*Warning, having just typed up my review, and checked against the blurb, I probably have given away a little something in this review, so if you want to read this book, spoiler free, click away now, and just know it’s a GREAT plot*
Right guys we’re on to a winner here, this style of psychological thriller is my absolute FAVE: multiple POVs and a moving timeline – I was in my element instantly.
Libby has received a letter from the solicitors. At 25 years old, her biological parents’ house is now hers, after it had been sitting in a trust since she was a baby.

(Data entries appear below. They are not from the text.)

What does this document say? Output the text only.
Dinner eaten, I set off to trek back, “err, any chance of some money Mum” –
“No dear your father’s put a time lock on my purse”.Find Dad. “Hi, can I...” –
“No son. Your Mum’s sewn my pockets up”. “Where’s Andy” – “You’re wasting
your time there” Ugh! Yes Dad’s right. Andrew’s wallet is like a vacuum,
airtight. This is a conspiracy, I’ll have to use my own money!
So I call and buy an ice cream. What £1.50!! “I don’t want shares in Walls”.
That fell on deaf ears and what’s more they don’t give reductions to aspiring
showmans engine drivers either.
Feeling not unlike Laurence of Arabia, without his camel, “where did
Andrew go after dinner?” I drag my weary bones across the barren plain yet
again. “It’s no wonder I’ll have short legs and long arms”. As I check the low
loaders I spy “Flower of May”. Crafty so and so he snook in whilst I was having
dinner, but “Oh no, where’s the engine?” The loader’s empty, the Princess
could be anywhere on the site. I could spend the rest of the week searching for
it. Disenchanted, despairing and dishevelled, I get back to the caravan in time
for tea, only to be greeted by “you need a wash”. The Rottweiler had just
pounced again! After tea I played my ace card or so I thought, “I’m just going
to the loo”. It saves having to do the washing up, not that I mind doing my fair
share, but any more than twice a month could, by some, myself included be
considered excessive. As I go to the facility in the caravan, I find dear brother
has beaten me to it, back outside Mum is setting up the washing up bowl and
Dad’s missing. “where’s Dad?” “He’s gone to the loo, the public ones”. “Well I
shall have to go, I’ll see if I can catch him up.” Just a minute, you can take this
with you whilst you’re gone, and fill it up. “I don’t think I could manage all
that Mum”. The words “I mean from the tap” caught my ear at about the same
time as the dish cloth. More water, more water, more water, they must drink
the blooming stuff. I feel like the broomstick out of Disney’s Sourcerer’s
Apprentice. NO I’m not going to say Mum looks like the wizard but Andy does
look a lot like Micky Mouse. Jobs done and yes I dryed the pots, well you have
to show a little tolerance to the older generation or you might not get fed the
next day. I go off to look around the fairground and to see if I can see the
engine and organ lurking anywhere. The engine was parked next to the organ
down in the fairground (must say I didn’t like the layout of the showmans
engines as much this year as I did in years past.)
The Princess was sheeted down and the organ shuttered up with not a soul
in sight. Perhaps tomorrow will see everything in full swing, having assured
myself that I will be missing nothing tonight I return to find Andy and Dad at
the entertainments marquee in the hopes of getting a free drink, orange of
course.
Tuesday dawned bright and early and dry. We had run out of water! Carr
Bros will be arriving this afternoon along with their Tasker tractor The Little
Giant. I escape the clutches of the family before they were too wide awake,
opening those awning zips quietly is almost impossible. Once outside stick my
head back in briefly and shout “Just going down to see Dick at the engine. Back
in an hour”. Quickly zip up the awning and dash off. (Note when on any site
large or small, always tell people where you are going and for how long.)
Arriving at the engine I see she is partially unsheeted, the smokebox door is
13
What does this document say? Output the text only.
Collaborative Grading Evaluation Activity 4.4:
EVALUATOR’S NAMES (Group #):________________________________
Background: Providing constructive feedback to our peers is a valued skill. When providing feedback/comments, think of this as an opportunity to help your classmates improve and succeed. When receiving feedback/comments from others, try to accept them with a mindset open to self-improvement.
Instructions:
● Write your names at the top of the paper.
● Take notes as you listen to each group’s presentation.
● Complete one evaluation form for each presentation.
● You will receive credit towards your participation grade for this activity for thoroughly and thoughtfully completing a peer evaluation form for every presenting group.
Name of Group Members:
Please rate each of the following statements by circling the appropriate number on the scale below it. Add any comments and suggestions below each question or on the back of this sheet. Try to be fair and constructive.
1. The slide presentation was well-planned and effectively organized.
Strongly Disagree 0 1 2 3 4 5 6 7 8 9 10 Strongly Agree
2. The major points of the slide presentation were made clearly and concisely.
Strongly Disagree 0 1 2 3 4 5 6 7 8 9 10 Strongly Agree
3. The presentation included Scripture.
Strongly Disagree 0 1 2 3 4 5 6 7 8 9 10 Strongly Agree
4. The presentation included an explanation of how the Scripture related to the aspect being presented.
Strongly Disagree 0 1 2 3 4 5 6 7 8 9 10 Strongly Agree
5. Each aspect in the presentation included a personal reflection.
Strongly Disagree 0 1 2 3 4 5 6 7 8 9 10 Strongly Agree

She knows nothing about her biological family and now she’s desperate to know everything.
In the past, Henry is recounting the events that led to his parents’ death and the end of their time in 16 Cheyne Walk.
Back to the present and we’ve also got Lucy who’s living in France with her two children. A reminder on her phone lets her know that the baby is 25. She’s now desperate to get back to the UK, why?
This novel unravels a fascinating story of lies, control and unbelievably ugly personalities. When Henry’s mother let Birdie and Justin live with them, she had no idea that she’d changed everything and of course, she never would… because she was so desperate for a new start. Henry’s father was unfortunately a very weak man both physically and emotionally, but even he knew that the house was filling with toxicity. The arrival of David and his family was the clincher, Henry’s family are now stuck; some completely happy to be led by David, others now realising that they’re in a cult* whether they like it or not.
(*this is my spoiler in case you were wondering… but as I go on to talk about how well Jewell captures all this, I didn’t want to edit it all out!)
Lucy is connected to the house but how? Her abusive relationship with her son’s father highlights the she’s vulnerable to men but what triggered her to be this way?
Libby, with the help of a very lovely journalist and her colleague, begins to discover more and more about her family’s dark past but how true is it? If only she could meet a living relative and ask them what really happened…
Jewell is a formidable author and I was taken in by how she explored the formulation of a cult, the effects it can have on people and the type of personalities it attracts. I felt she perfectly captured that feeling of being swept up by it all and also the realisation that it’s already gone too far.
The absorbing magic has been sprinkled all over this plot: the short chapters have you racing through it; the tantalising build up of each individual viewpoint has you grasping for the connections, and the overall concept of this story instantly draws you in.
The Family Upstairs is out now in hardback and eBook versions from Century.